Prometheus text format metrics. Configure your Prometheus scraper to target:

http://<nexus-host>:8000/metrics

Exported metrics include:

  • Request counters and duration histograms
  • Error rates
  • Backend latency
  • Token usage
  • Fleet state gauges
  • Reconciler pipeline timing

GET /

Embedded web dashboard (HTML/JS/CSS) with real-time monitoring via WebSocket. See the WebSocket Protocol documentation for details on the real-time update format.


Nexus-Transparent Protocol Headers

Nexus adds X-Nexus-* response headers to expose routing decisions without modifying the OpenAI-compatible JSON body. This keeps Nexus fully transparent to existing OpenAI client libraries.

Response Headers

Header Description Example
X-Nexus-Backend Backend that handled the request local-ollama
X-Nexus-Backend-Type local or cloud local
X-Nexus-Route-Reason Why this backend was chosen capability-match
X-Nexus-Cost-Estimated Estimated cost in USD (cloud only) 0.0023
X-Nexus-Privacy-Zone Privacy zone of the backend restricted
X-Nexus-Fallback-Model Model used if fallback occurred gpt-3.5-turbo
X-Nexus-Rejection-Reasons Why backends were excluded (on 503) privacy_zone_mismatch
X-Nexus-Rejection-Details Detailed rejection context (on 503) JSON details

Request Headers

Header Description
X-Nexus-Strict Enforce same-or-higher capability tier (default behavior)
X-Nexus-Flexible Allow higher-tier substitution when the exact tier is unavailable
X-Nexus-Priority Queue priority: high or normal (default: normal). When all capable backends are at capacity and request queuing is enabled, high-priority requests are dequeued before normal-priority requests. Invalid values default to normal.

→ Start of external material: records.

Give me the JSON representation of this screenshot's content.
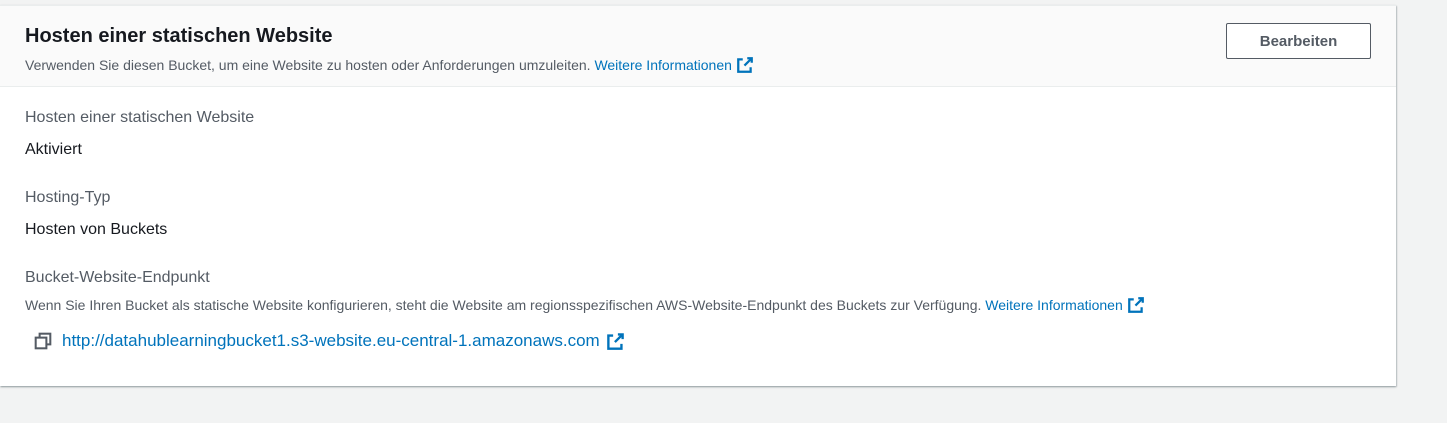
{
  "panel": {
    "title": "Hosten einer statischen Website",
    "description": "Verwenden Sie diesen Bucket, um eine Website zu hosten oder Anforderungen umzuleiten.",
    "more_info_label": "Weitere Informationen",
    "edit_button_label": "Bearbeiten"
  },
  "fields": {
    "static_hosting": {
      "label": "Hosten einer statischen Website",
      "value": "Aktiviert"
    },
    "hosting_type": {
      "label": "Hosting-Typ",
      "value": "Hosten von Buckets"
    },
    "endpoint": {
      "label": "Bucket-Website-Endpunkt",
      "description": "Wenn Sie Ihren Bucket als statische Website konfigurieren, steht die Website am regionsspezifischen AWS-Website-Endpunkt des Buckets zur Verfügung.",
      "more_info_label": "Weitere Informationen",
      "url": "http://datahublearningbucket1.s3-website.eu-central-1.amazonaws.com"
    }
  },
  "icons": {
    "external_link": "external-link-icon",
    "copy": "copy-icon"
  },
  "colors": {
    "link": "#0073bb",
    "text": "#16191f",
    "secondary_text": "#545b64",
    "page_background": "#f2f3f3",
    "header_background": "#fafafa"
  }
}
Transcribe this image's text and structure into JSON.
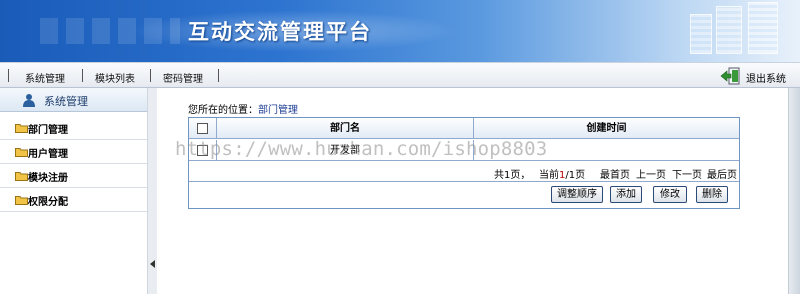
{
  "header": {
    "title": "互动交流管理平台"
  },
  "menu": {
    "items": [
      "系统管理",
      "模块列表",
      "密码管理"
    ],
    "exit_label": "退出系统"
  },
  "sidebar": {
    "title": "系统管理",
    "items": [
      "部门管理",
      "用户管理",
      "模块注册",
      "权限分配"
    ]
  },
  "breadcrumb": {
    "prefix": "您所在的位置：",
    "current": "部门管理"
  },
  "table": {
    "columns": [
      "部门名",
      "创建时间"
    ],
    "rows": [
      {
        "name": "开发部",
        "created": ""
      }
    ]
  },
  "pager": {
    "total": "共1页，",
    "current_prefix": "当前",
    "current_page": "1",
    "current_suffix": "/1页",
    "first": "最首页",
    "prev": "上一页",
    "next": "下一页",
    "last": "最后页"
  },
  "buttons": {
    "reorder": "调整顺序",
    "add": "添加",
    "edit": "修改",
    "delete": "删除"
  },
  "watermark": "https://www.huzhan.com/ishop8803",
  "colors": {
    "header_blue": "#1a5bb8",
    "grid_border": "#6f95c4",
    "current_page": "#c00000"
  }
}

Actionable Error Responses

When no backend can serve a request, Nexus returns HTTP 503 with actionable context instead of a generic error. This follows the project principle of honest failures over silent quality downgrades.

{
  "error": {
    "message": "No backend available for model 'gpt-4' with required capabilities",
    "type": "service_unavailable",
    "code": "no_available_backend",
    "context": {
      "required_tier": 4,
      "available_backends": ["ollama-local"],
      "privacy_zone_required": "restricted",
      "eta_seconds": null
    }
  }
}

The context object provides enough information for clients to take corrective action — for example, relaxing privacy constraints or falling back to a different model.